Lindsay Kantha Souvannarath, of Geneva, Ill., is appearing in Nova Scotia Supreme Court after she entered a guilty plea to the charge of conspiracy to commit murder at a routine court appearance last April.
The maximum punishment for the charge is a sentence of life in prison.
The sentencing hearing is scheduled to last five days.
Souvannarath, along with Randall Steven Thomas Shepherd and James Gamble, was involved in a 2015 plan to use rifles and Molotov cocktails on people at the food court in the Halifax Shopping Centre on Valentine’s Day.
One of the trio, Shepherd, pleaded guilty in 2015 to a charge of conspiracy to commit murder. He’s currently serving a 10-year prison term.
Gamble killed himself when police surrounded the home where he lived. Law enforcement were tipped off about the plot by a tip to Crime Stoppers.
According to an agreed-upon statement of facts entered at Shepherd’s sentencing, Gamble and Souvannarath, who was Souvannarath’s online boyfriend, had planned the mall attack.
“Souvannarath had a pre-existing interest in school shootings and Nazism. The two quickly bonded over their shared interest in Columbine and other mass-shootings,” said the statement of facts.
Gamble had told Souvannarath that Shepherd, who he described as his only friend, wasn’t interested in a mass murder and asked her to take his place.
“Souvannarath was interested in being his partner and was eager to participate. They planned their attack in great detail throughout January and early February of 2015,” said the statement, noting they planned details such as the time, place, weapons to be used and “whether they would taunt the victim.”
WATCH: Randall Shepherd sentenced to decade in jail for role in mass killing plot at Halifax mall
The mall was chosen as a target because it would result in “mass panic,” the pair believed.
Gamble had obtained his father’s firearms — a lever-action hunting rifle and a single-action, 16-gauge shotgun — which he and Souvannarath planned to use.
“Both carefully selected ‘death outfits’ to be worn during the shooting, which included wearing masks … A musical soundtrack was created and they agreed to post a video of the shooting on the Internet to document the massacre,” the statement of facts read.
The pair named their plan “Der Untergan,” which is German for “the downfall,” and the massacre was to end with their own suicides.
After the police were tipped off to the plot, officers tracked down Gamble on Feb. 13, 2015.
Instead of having uniformed officers approach the residence to make an arrest, investigators decided it would be best, for safety reasons, to talk to the teen over the phone.
When Gamble was reached by phone around 9 p.m., an officer said he informed the teen that he would be arrested and taken to the police station for questioning regarding alleged threats made through social media.
As their five-minute conversation concluded, the officer said he heard a gunshot, then some clicking sounds on the phone.
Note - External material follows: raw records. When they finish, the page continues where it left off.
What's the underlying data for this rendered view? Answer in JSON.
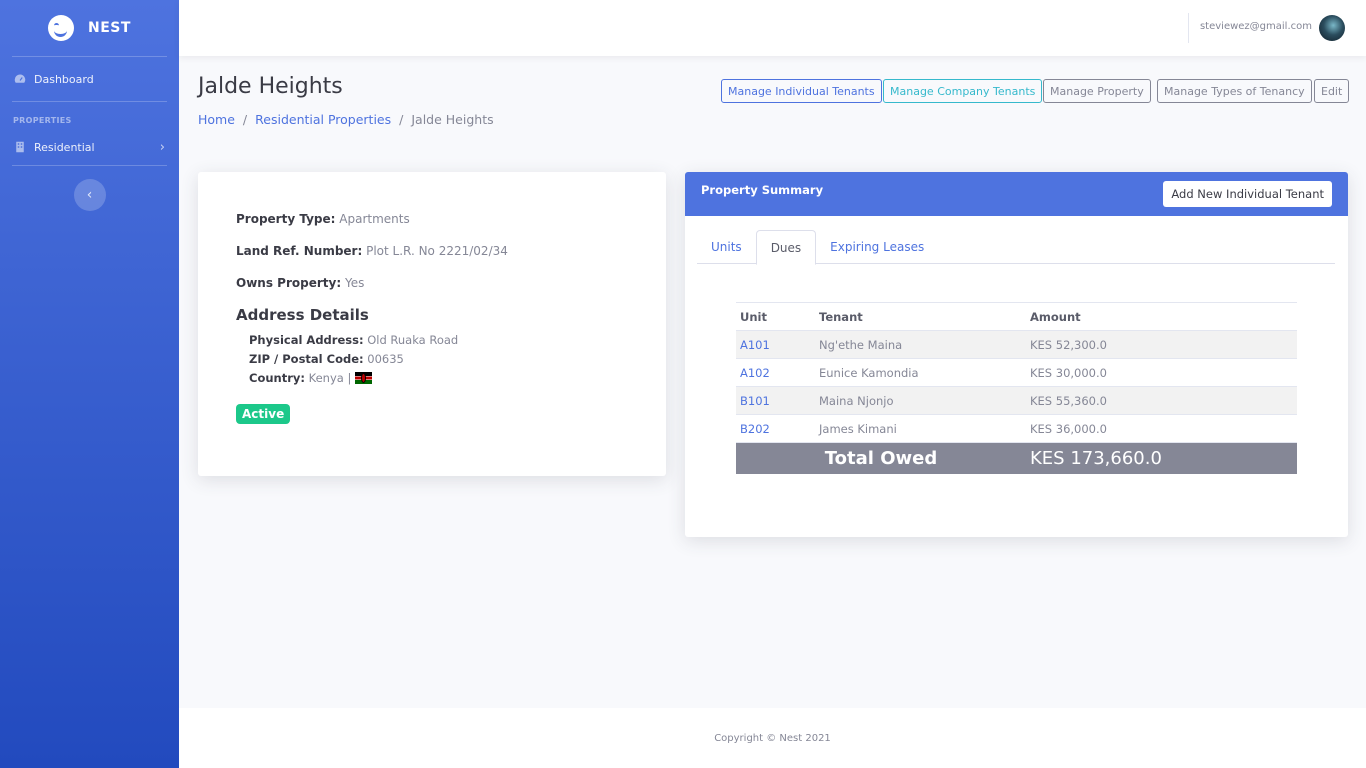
{
  "brand": {
    "name": "NEST",
    "logo_icon": "smiley-logo-icon"
  },
  "sidebar": {
    "dashboard_label": "Dashboard",
    "section_heading": "PROPERTIES",
    "residential_label": "Residential",
    "collapse_icon": "chevron-left-icon"
  },
  "topbar": {
    "user_email": "steviewez@gmail.com"
  },
  "page": {
    "title": "Jalde Heights",
    "breadcrumb": [
      "Home",
      "Residential Properties",
      "Jalde Heights"
    ],
    "breadcrumb_sep": "/"
  },
  "actions": {
    "individual": "Manage Individual Tenants",
    "company": "Manage Company Tenants",
    "property": "Manage Property",
    "tenancy": "Manage Types of Tenancy",
    "edit": "Edit"
  },
  "details": {
    "property_type_label": "Property Type:",
    "property_type": "Apartments",
    "land_ref_label": "Land Ref. Number:",
    "land_ref": "Plot L.R. No 2221/02/34",
    "owns_label": "Owns Property:",
    "owns": "Yes",
    "address_heading": "Address Details",
    "physical_label": "Physical Address:",
    "physical": "Old Ruaka Road",
    "zip_label": "ZIP / Postal Code:",
    "zip": "00635",
    "country_label": "Country:",
    "country": "Kenya |",
    "status": "Active"
  },
  "summary": {
    "title": "Property Summary",
    "add_button": "Add New Individual Tenant",
    "tabs": [
      "Units",
      "Dues",
      "Expiring Leases"
    ],
    "active_tab": "Dues",
    "columns": [
      "Unit",
      "Tenant",
      "Amount"
    ],
    "rows": [
      {
        "unit": "A101",
        "tenant": "Ng'ethe Maina",
        "amount": "KES 52,300.0"
      },
      {
        "unit": "A102",
        "tenant": "Eunice Kamondia",
        "amount": "KES 30,000.0"
      },
      {
        "unit": "B101",
        "tenant": "Maina Njonjo",
        "amount": "KES 55,360.0"
      },
      {
        "unit": "B202",
        "tenant": "James Kimani",
        "amount": "KES 36,000.0"
      }
    ],
    "total_label": "Total Owed",
    "total_amount": "KES 173,660.0"
  },
  "footer": {
    "copyright": "Copyright © Nest 2021"
  },
  "colors": {
    "primary": "#4e73df",
    "info": "#36b9cc",
    "success": "#1cc88a",
    "secondary": "#858796"
  }
}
Officers sent online photographs of Souvannarath to the Canada Border Services Agency at the Halifax airport, instructing agents there to detain anyone matching her description arriving on a flight that night from Chicago, via New York.
When Souvannarath arrived, she was detained by border agents. Police said she had very little in her luggage, except a book on serial killers and her “death suit.”
She has remained in custody in the provincial jail in Burnside in Dartmouth since she was arrested.
Souvannarath was supposed to be sentenced in October 2017, but it was delayed after her lawyer asked for more time for a psychologist hired by the defence to complete a report.